I will not throw ugly abuse on the body that takes me through this sometimes excruciatingly lovely world.
I'll join hands with the FA crowd when it comes to anti-discrimination. I will not join hands when it is about inertia or giving up the fight to be healthy. Excess fat is not good for us, so we should struggle to get to a healthier weight--and I don't mean a Hollywood weight, I mean something that improves blood pressure, sugar numbers, mobility, removes undue pressure from joints, reduces risks for certain cancers, allows us to sit in public places without fear of cracking chairs, allows us to get up stairs without wanting to pass out.

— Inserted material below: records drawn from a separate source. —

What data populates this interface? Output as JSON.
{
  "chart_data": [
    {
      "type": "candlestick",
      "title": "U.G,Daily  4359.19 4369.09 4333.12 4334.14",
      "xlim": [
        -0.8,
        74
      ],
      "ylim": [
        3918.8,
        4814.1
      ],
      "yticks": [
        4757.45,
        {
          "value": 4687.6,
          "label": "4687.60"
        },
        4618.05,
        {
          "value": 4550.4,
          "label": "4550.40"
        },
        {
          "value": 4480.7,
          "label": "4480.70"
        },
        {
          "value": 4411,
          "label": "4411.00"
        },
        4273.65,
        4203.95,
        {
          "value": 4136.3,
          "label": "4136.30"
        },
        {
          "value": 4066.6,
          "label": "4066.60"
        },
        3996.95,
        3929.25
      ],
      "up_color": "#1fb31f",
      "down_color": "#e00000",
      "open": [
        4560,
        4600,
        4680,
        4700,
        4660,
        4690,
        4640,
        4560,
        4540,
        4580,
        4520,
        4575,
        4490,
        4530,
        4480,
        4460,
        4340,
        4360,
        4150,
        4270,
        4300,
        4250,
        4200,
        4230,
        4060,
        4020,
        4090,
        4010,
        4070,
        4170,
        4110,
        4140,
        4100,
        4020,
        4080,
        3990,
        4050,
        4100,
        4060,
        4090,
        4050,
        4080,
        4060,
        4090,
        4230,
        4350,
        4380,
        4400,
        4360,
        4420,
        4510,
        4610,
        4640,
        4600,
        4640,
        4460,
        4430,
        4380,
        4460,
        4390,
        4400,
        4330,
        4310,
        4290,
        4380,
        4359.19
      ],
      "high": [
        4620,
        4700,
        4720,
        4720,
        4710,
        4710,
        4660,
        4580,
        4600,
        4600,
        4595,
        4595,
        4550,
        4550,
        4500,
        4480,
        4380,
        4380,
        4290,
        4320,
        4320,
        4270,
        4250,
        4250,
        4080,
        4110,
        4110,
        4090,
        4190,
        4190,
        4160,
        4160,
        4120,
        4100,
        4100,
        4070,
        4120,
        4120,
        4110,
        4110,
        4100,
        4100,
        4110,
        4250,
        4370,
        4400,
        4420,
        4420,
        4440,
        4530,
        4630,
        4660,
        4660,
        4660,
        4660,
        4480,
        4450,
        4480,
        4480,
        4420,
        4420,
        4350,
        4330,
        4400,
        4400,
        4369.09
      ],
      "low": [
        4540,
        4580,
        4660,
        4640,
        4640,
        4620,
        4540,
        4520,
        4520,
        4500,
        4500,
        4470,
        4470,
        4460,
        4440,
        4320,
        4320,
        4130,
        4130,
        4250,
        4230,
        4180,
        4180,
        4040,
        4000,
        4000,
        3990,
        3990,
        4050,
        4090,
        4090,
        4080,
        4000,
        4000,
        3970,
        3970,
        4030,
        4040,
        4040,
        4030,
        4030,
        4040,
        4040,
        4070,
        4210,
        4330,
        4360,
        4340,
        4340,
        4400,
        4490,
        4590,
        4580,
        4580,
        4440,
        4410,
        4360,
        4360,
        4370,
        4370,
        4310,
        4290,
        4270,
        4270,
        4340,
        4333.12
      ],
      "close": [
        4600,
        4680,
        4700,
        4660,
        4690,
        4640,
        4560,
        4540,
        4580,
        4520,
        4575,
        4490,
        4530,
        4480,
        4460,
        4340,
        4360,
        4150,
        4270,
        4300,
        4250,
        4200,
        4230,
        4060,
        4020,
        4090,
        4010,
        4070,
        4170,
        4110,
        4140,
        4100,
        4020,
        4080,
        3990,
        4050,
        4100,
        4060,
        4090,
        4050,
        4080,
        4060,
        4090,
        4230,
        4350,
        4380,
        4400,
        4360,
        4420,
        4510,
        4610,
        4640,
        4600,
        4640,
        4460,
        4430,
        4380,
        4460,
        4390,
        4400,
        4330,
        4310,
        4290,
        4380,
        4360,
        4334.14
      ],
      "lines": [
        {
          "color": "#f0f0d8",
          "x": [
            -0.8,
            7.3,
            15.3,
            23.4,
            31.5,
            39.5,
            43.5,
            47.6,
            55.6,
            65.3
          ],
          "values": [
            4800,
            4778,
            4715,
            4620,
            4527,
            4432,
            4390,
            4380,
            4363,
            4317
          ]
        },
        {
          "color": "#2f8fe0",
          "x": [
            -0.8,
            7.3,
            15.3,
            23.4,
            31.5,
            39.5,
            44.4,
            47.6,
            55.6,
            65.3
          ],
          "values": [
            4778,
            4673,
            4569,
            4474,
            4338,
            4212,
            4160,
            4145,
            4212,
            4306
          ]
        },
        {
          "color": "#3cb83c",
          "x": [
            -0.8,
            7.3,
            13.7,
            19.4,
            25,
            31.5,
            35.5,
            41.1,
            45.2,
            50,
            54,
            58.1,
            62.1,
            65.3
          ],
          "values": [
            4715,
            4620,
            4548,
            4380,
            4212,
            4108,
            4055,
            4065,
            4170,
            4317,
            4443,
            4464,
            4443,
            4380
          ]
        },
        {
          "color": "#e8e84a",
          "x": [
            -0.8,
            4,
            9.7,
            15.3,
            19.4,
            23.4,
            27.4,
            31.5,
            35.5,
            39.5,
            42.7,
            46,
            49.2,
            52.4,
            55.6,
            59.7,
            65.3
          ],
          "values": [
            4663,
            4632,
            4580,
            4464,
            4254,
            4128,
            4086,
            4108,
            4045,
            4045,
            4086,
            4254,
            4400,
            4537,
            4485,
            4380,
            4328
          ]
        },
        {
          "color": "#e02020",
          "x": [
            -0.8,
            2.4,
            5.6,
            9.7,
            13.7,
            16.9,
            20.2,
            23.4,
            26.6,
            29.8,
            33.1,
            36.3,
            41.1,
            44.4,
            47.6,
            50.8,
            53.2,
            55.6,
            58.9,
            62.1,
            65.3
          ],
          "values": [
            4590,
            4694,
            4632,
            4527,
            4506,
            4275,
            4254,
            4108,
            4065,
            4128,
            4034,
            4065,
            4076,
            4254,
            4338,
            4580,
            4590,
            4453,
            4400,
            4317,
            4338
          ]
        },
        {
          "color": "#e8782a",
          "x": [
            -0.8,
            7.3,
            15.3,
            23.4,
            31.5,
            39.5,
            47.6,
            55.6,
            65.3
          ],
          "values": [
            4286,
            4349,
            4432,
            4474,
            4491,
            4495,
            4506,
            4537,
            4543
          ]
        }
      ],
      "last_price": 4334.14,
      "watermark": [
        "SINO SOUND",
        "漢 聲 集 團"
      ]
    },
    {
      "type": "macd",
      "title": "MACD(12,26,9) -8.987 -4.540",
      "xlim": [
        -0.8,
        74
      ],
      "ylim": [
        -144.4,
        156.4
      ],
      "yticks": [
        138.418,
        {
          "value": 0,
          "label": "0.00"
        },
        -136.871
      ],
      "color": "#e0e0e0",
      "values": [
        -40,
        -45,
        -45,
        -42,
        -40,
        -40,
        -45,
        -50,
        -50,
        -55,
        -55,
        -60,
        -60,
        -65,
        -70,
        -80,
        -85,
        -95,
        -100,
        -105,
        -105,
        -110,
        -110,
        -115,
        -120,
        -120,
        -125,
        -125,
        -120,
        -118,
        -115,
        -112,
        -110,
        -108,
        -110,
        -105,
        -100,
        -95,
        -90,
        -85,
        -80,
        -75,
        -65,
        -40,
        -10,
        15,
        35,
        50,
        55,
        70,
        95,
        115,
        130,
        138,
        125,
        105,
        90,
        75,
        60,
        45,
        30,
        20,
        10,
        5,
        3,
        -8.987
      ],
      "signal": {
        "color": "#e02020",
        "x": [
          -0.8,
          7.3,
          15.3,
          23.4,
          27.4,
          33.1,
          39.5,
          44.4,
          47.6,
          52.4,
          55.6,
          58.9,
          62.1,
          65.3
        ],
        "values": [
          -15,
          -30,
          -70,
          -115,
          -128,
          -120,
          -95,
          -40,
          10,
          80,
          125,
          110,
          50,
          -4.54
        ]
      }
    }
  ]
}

Dieting is a dirty word to some. Fine, don't call it dieting. Call it "eating less so I can live more."
How's that?
Mercy is a beautiful thing. Compassion is a virtue. Understanding is important. Self-forgiveness is powerful and often necessary.
But powerlessness is not (and that's a word I take from Kate's post.) The Fat acceptance that sits back and says, "This is me and I can't do anything about it" is powerless and has surrendered to the temptation of food and the ease of inertia.
Should people stop fighting the temptations to cheat on spouses, shoot neighbors who are rude and loud, slap bosses who are overdemanding, rip-off the gullible, cheat on taxes, or any other evil thing or sin. Well, then the fight against gluttony--which, if you're a person of particular faiths, is often very clearly defined as wrong-- shouldn't be tossed off with a white flag, either. (The flipside being the excess of vanity that causes one to be obsessed with being thin and beautiful to a stunning degree.)
Today, say something kind and complimentary to your body. Appreciate the amazing things it does for you. And appreciate you inner being, too. I am --you are-- more than a body, but you and I live through these bodies. It's an insult to the Creator not to tend well to them. Including appreciating the gift they are.
Today, say a kind word and a prayer for the obese folks you run across. Smile at them.
We all need to know we're welcome in the bodies we inhabit right now.
But don't stop hating the excess fat that shortens our lives and lessens our mobility through this world. Don't stop fighting against fat anymore than you'd stop fighting against racism or sexism or the other --isms that make life miserable for us and others.